Wednesday night Karan Shirk was busy preparing her Thanksgiving meal.

"We're going to make some chocolate custard pie and caramel apple pie," she said while making dough for her pie crust.

This year her family will have a special guest.

"For him, I'm specifically making squash," she said. "He's a farmer, so he grew up with lots of vegetables. He likes real fresh fruits and vegetables."

He is Jim Hackler.

"I farmed for 30 years and I think I was a pretty good farmer," he said smiling. "I moved on to Rockport because Rockport had been my fishing hole for years."

Hackler called Rockport home for more than 40 years. Then, Hurricane Harvey came.

"Rockport look liked a war zone," he said. "Nearly everything virtually was gone."

That includes Hackler's apartment and the houseboat he was restoring and planning to live in.

"How did you end up coming to Austin," asked KVUE Journalist Ashley Goudeau.

"FEMA," he replied. "They brought their bus there and picked us up."

The bus dropped him off at the Austin shelter.

"I was a Red Cross volunteer in the shelters," said Shirk.

Shirk, a retired nurse, was introduced to Hackler at the shelter because staff asked her to transport him to a clinic for eye surgery. And Shirk was moved to continue helping Hackler.

"He had nothing to go back to," she said. "He lives on a limited income, social security only, everything was gone, where was he going to go? What was going to happen? And so, I'm not sure I knew how big a chunk I was biting off at the time."

That's because Hackler is starting over at the age of 81 and he's partially blind.

"I really don't know what I'd a done without that woman and her husband," he said. "With the government programs and all that stuff, she has done things that I would never know how to do."

In fact, Shirk is who has helped Hackler get FEMA aid to stay in the Springhill Suites after the city shelter closed.
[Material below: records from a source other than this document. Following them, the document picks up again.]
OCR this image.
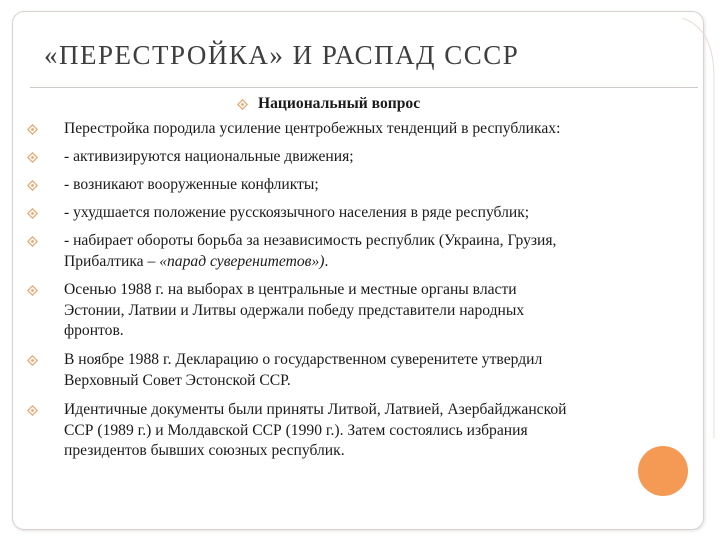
«ПЕРЕСТРОЙКА» И РАСПАД СССР
Национальный вопрос
Перестройка породила усиление центробежных тенденций в республиках:
- активизируются национальные движения;
- возникают вооруженные конфликты;
- ухудшается положение русскоязычного населения в ряде республик;
- набирает обороты борьба за независимость республик (Украина, Грузия,
Прибалтика – «парад суверенитетов»).
Осенью 1988 г. на выборах в центральные и местные органы власти
Эстонии, Латвии и Литвы одержали победу представители народных
фронтов.
В ноябре 1988 г. Декларацию о государственном суверенитете утвердил
Верховный Совет Эстонской ССР.
Идентичные документы были приняты Литвой, Латвией, Азербайджанской
ССР (1989 г.) и Молдавской ССР (1990 г.). Затем состоялись избрания
президентов бывших союзных республик.
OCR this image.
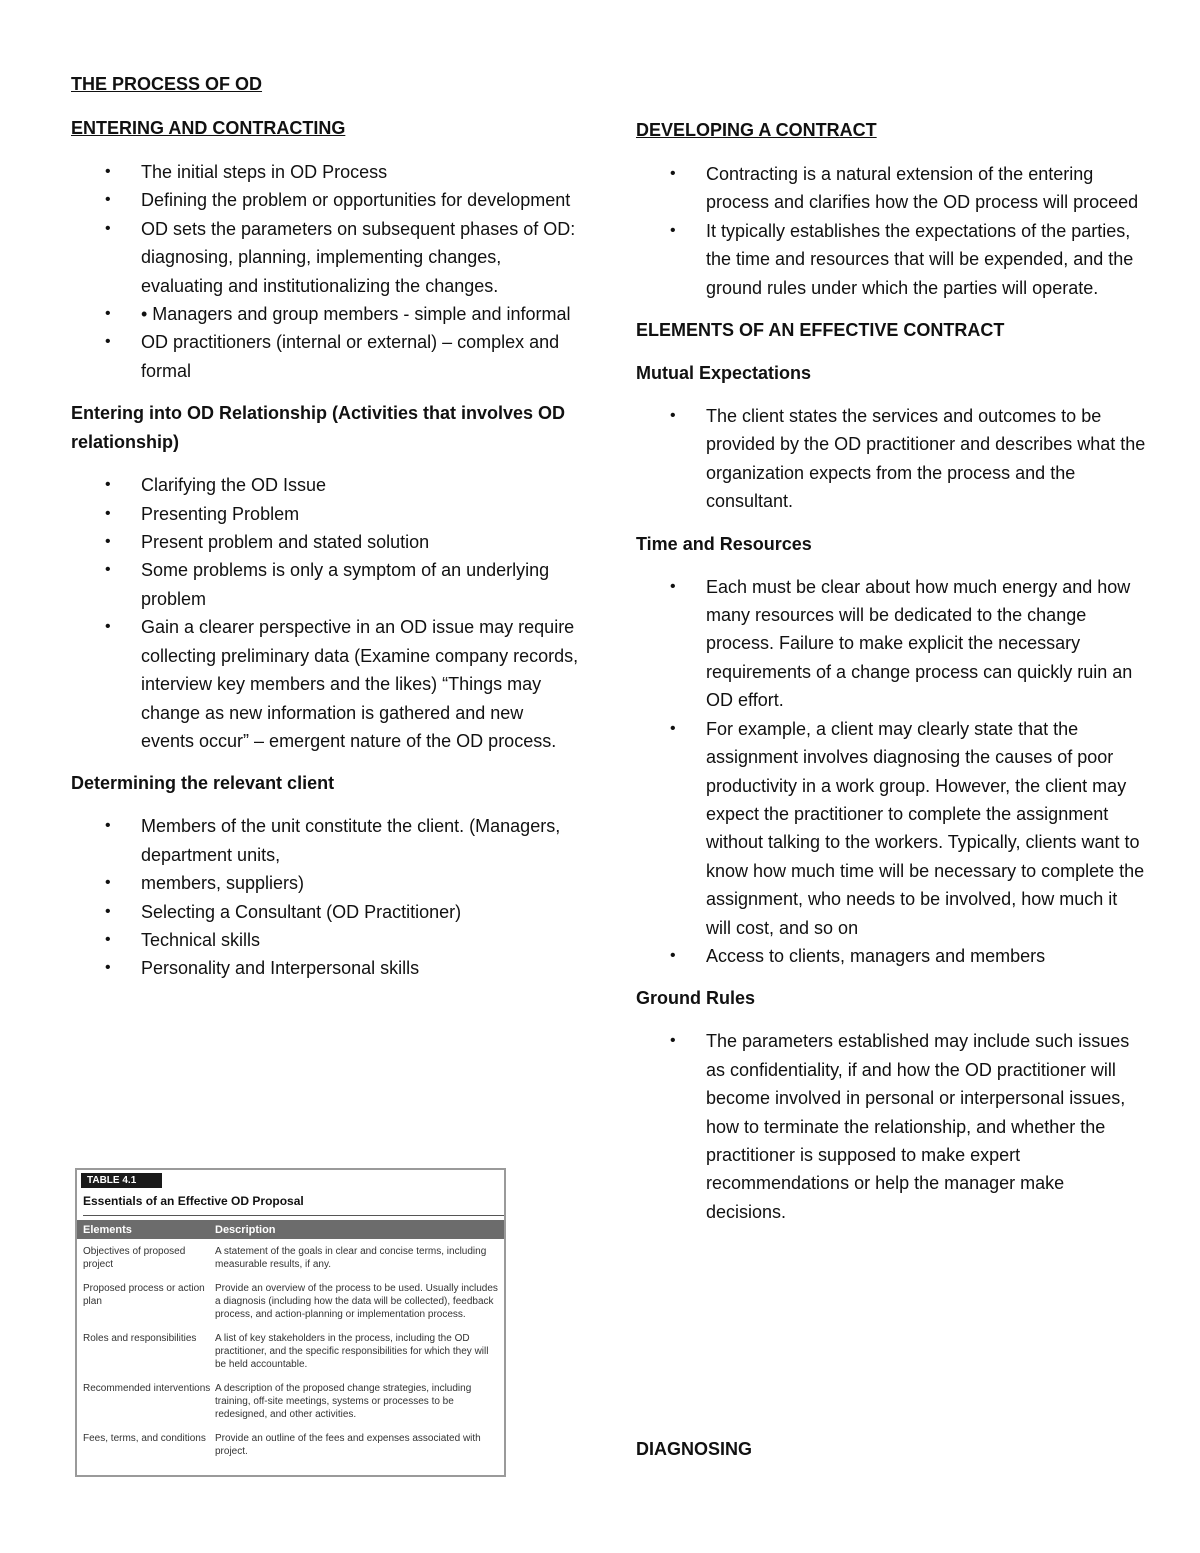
THE PROCESS OF OD

ENTERING AND CONTRACTING

• The initial steps in OD Process
• Defining the problem or opportunities for development
• OD sets the parameters on subsequent phases of OD: diagnosing, planning, implementing changes, evaluating and institutionalizing the changes.
• • Managers and group members - simple and informal
• OD practitioners (internal or external) – complex and formal

Entering into OD Relationship (Activities that involves OD relationship)

• Clarifying the OD Issue
• Presenting Problem
• Present problem and stated solution
• Some problems is only a symptom of an underlying problem
• Gain a clearer perspective in an OD issue may require collecting preliminary data (Examine company records, interview key members and the likes) “Things may change as new information is gathered and new events occur” – emergent nature of the OD process.

Determining the relevant client

• Members of the unit constitute the client. (Managers, department units,
• members, suppliers)
• Selecting a Consultant (OD Practitioner)
• Technical skills
• Personality and Interpersonal skills
TABLE 4.1
Essentials of an Effective OD Proposal
Elements	Description
Objectives of proposed project
A statement of the goals in clear and concise terms, including measurable results, if any.
Proposed process or action plan
Provide an overview of the process to be used. Usually includes a diagnosis (including how the data will be collected), feedback process, and action-planning or implementation process.
Roles and responsibilities	A list of key stakeholders in the process, including the OD practitioner, and the specific responsibilities for which they will be held accountable.
Recommended interventions A description of the proposed change strategies, including training, off-site meetings, systems or processes to be redesigned, and other activities.
Fees, terms, and conditions Provide an outline of the fees and expenses associated with project.

DEVELOPING A CONTRACT

• Contracting is a natural extension of the entering process and clarifies how the OD process will proceed
• It typically establishes the expectations of the parties, the time and resources that will be expended, and the ground rules under which the parties will operate.

ELEMENTS OF AN EFFECTIVE CONTRACT

Mutual Expectations

• The client states the services and outcomes to be provided by the OD practitioner and describes what the organization expects from the process and the consultant.

Time and Resources

• Each must be clear about how much energy and how many resources will be dedicated to the change process. Failure to make explicit the necessary requirements of a change process can quickly ruin an OD effort.
• For example, a client may clearly state that the assignment involves diagnosing the causes of poor productivity in a work group. However, the client may expect the practitioner to complete the assignment without talking to the workers. Typically, clients want to know how much time will be necessary to complete the assignment, who needs to be involved, how much it will cost, and so on
• Access to clients, managers and members

Ground Rules

• The parameters established may include such issues as confidentiality, if and how the OD practitioner will become involved in personal or interpersonal issues, how to terminate the relationship, and whether the practitioner is supposed to make expert recommendations or help the manager make decisions.

DIAGNOSING
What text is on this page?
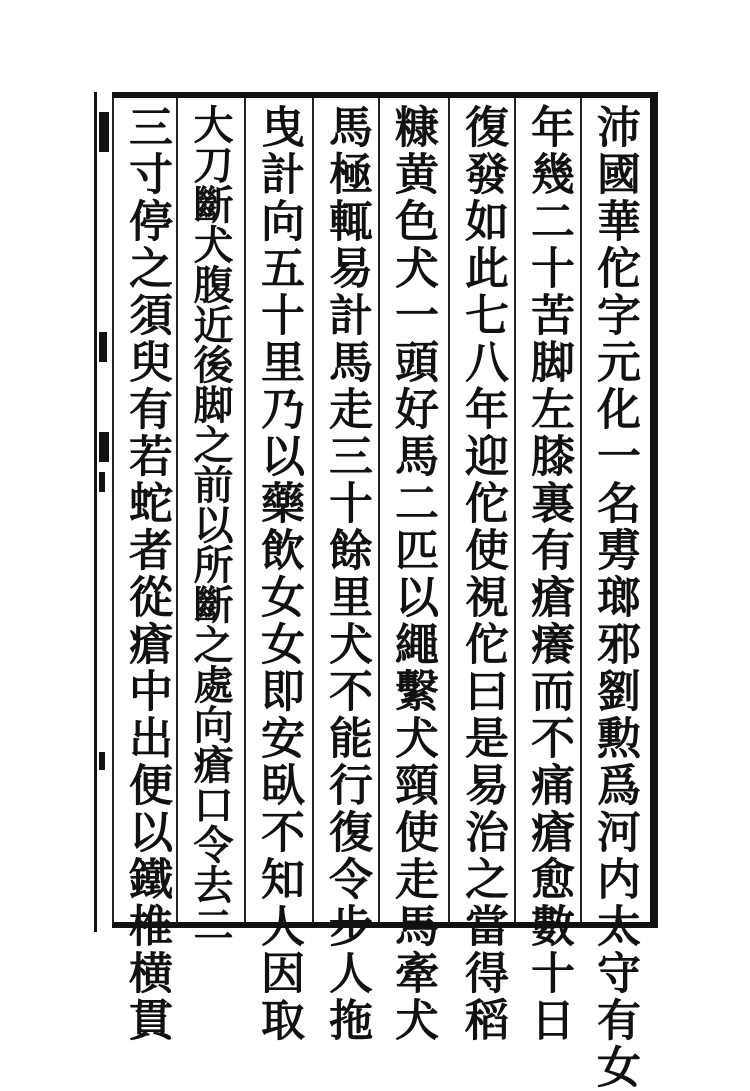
沛國華佗字元化一名旉瑯邪劉勲爲河内太守有女
年幾二十苦脚左膝裏有瘡癢而不痛瘡愈數十日
復發如此七八年迎佗使視佗曰是易治之當得稻
糠黄色犬一頭好馬二匹以繩繫犬頸使走馬牽犬
馬極輒易計馬走三十餘里犬不能行復令步人拖
曳計向五十里乃以藥飲女女即安臥不知人因取
大刀斷犬腹近後脚之前以所斷之處向瘡口令去二
三寸停之須臾有若蛇者從瘡中出便以鐵椎横貫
"There's nothing to complain about as far as the place," Hackler said about the hotel, complementing the staff for helping him. "It's fantastic really."

But that aid is running out. Shirk, who also used to be a case worker, has been able to find some resources for Hackler, including medical care, but she says he needs more aid.

"Got him on food stamps but they gave him a big $15 a month of food stamps," Shirk said.

Housing is another issue. Hackler's FEMA aid that is keeping him in the hotel will end at the end of the month, leaving him with nowhere to live.

"Seems like every time you try to do something, it's just not there. I'm living in this hotel and I'm thankful for that, and Karan's been responsible for keeping me in it all this time through FEMA. And trying to find a place to live around here is so expensive," Hackler said.

Shirk is hopeful help will come, and in the meantime both she and Hackler are just grateful to have one another this Thanksgiving.